Der Bundesrat verabschiedet Totalrevision der Schwerverkehrsabgabeverordnung

Modernisierung des Erhebungssystems und Zulassung von Dienstleistern

Der Bundesrat hat an seiner Sitzung vom 27. März 2024 die Totalrevision der Schwerverkehrsabgabeverordnung (SVAV) verabschiedet und beschlossen, das revidierte Schwerverkehrsabgabegesetz (SVAG) sowie die SVAV per 1. Mai 2024 in Kraft zu setzen. Die Ausführungsbestimmungen zum revidierten SVAG dienen dem Vollzug der technischen Erneuerung und Modernisierung des Erhebungssystems sowie der Zulassung von Dienstleistungsanbietern zur Erfassung der gefahrenen Kilometer.

Umsetzung der Gesetzesänderungen und Entlastung der Beteiligten

Am 17. März 2023 hat das Parlament die Änderungen des SVAG verabschiedet, die die Grundlage für die technische Erneuerung des Erhebungssystems und die Harmonisierung mit ausländischen Mautsystemen geschaffen haben.
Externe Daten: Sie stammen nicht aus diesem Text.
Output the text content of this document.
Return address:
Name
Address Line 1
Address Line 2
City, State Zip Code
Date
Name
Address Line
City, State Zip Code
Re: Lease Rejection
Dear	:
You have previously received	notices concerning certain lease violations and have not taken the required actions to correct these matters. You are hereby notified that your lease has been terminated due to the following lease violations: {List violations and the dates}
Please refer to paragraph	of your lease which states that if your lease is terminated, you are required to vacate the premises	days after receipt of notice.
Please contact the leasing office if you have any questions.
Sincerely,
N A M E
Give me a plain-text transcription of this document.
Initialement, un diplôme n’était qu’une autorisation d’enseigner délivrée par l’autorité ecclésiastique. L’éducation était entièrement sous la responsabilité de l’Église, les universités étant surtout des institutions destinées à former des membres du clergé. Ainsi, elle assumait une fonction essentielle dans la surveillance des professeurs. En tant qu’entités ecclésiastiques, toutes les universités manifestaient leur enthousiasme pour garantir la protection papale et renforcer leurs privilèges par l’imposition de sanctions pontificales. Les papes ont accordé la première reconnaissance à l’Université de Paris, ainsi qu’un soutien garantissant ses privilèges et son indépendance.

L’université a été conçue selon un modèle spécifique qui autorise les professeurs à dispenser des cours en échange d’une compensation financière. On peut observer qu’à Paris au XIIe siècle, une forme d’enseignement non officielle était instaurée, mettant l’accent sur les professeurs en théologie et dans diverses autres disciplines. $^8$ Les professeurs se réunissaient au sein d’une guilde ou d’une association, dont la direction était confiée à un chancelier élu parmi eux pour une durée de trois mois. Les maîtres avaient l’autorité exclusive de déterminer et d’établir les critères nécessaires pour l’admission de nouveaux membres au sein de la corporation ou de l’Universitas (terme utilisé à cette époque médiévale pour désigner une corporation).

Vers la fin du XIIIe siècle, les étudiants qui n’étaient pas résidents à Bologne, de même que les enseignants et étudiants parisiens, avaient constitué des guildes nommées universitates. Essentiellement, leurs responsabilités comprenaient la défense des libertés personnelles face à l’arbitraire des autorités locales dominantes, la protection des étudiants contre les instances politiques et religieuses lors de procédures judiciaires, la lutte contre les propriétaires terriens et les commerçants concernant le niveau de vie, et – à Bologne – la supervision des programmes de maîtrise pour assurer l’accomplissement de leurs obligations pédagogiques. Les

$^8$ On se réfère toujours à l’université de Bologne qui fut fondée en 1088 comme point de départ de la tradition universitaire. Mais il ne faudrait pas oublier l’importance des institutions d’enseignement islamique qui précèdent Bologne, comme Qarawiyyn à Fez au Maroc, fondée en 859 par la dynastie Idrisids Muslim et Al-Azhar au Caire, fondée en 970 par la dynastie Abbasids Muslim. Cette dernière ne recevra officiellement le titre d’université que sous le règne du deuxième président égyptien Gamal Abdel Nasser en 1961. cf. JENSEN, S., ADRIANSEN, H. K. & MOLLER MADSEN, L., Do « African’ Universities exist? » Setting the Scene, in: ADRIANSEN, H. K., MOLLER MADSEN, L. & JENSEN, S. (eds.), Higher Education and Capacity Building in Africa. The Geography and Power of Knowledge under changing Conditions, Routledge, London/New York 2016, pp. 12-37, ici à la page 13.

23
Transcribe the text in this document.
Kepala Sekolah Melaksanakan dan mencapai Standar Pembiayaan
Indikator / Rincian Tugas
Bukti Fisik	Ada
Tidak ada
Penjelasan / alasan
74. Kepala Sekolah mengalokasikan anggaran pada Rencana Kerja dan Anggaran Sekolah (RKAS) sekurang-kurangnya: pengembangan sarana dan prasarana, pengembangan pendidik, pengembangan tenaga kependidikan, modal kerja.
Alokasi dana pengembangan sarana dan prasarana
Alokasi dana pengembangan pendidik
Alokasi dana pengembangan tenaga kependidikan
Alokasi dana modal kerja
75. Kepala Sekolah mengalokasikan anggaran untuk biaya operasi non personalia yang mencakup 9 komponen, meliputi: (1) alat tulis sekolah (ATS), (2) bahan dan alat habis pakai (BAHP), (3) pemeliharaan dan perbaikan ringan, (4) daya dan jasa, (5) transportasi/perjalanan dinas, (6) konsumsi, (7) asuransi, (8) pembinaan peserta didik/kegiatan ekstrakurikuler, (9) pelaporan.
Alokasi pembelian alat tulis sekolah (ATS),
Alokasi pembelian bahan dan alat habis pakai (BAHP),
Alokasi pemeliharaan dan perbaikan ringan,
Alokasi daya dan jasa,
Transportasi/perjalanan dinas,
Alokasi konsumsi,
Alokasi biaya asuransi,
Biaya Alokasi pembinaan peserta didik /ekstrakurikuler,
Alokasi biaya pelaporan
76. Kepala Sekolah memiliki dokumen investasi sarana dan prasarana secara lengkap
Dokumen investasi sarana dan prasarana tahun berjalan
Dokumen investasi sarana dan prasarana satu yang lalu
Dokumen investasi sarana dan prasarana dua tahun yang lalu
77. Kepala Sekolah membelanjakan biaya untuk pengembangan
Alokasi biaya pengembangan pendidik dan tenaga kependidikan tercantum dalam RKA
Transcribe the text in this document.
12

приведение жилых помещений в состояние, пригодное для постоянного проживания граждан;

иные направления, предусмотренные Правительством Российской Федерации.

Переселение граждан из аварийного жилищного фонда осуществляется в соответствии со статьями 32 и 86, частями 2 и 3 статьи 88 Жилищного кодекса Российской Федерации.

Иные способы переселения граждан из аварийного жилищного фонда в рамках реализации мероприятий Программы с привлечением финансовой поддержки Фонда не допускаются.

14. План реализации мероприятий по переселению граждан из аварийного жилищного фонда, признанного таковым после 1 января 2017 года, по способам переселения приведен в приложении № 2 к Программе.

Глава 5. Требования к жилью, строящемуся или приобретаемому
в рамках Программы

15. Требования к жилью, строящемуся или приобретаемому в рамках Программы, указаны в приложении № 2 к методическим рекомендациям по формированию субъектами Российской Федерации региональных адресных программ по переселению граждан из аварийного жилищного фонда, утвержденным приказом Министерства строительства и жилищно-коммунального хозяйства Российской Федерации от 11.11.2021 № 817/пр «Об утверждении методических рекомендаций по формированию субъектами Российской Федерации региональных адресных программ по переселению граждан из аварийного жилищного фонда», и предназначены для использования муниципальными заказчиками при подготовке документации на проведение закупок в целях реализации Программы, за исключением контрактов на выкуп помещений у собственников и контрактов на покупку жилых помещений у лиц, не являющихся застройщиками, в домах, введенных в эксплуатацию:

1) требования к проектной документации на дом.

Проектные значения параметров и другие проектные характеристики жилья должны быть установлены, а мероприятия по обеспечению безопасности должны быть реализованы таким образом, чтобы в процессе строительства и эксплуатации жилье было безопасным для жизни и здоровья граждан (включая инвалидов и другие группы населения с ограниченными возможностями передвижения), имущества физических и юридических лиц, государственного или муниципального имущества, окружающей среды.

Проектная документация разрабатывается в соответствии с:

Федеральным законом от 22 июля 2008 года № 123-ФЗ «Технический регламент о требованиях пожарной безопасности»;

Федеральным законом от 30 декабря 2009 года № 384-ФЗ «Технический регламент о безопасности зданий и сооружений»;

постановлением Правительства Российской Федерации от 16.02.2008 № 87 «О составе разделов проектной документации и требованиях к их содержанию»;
Das Bundesamt für Zoll und Grenzsicherheit (BAZG) wird von der Entwicklung und Herausgabe eines eigenen Erfassungsgerätes entbunden, und private Dienstleistungsanbieter übernehmen diese Aufgabe, ähnlich wie in der EU.

Automatisierter Datenaustausch und digitale Veranlagungsverfügung

Die Umsetzung der SVAG-Änderungen erfordert eine Totalrevision der SVAV, um die Anpassungen für die Zulassung von Anbietern und eine bessere Strukturierung der Verordnung zu ermöglichen. Der gesamte Datenaustausch zwischen den Beteiligten erfolgt automatisiert und digital, um die Abgabeerhebung effizient und zeitgemäss zu gestalten. Die Veranlagungsverfügung wird den abgabepflichtigen Personen elektronisch eröffnet.

Outsourcing der Datenerhebung und unterschiedliche Anbietermodelle

Das Erhebung der Daten für die Leistungsabhängige Schwerverkehrsabgabe (LSVA) wird an zugelassene Anbieter ausgelagert, die frei in der Auswahl ihrer Kunden und in der Preisgestaltung ihrer Angebote sind. Ein beauftragter Anbieter stellt seine Dienstleistungen allen abgabepflichtigen Personen kostenlos zur Verfügung und schafft damit ein Grundangebot für alle, die keinen zugelassenen Anbieter beauftragen können.

Neue Regelungen für elektisch angetriebene Fahrzeuge und PSVA-Änderungen

Elektrisch angetriebene Fahrzeuge sind vorerst von der LSVA befreit, müssen jedoch die gefahrenen Kilometer ermitteln, um die Wegekosten und Kosten auswerten zu können. Anderweitig sind Änderungen bei der PSVA vorgesehen, wie die Rückerstattung für Auslandfahrten nur noch für ganze Tage oder die Online-Bezahlung der PSVA für ausländische Fahrzeuge.

Übergangsphase für Anbieter und Fahrzeugumrüstung

Die SVAG und die SVAV treten am 1. Mai 2024 in Kraft, wobei eine Zulassung als Anbieter beim BAZG beantragt werden kann. Halterinnen und Halter werden voraussichtlich ab 2025 das neue Erhebungssystem nutzen können, wobei für die Umrüstung der Fahrzeuge eine angemessene Übergangsfrist besteht. Während der Umrüstungsphase werden die Erhebungssysteme LSVA II und III parallel betrieben, und das BAZG wird die Betroffenen rechtzeitig informieren.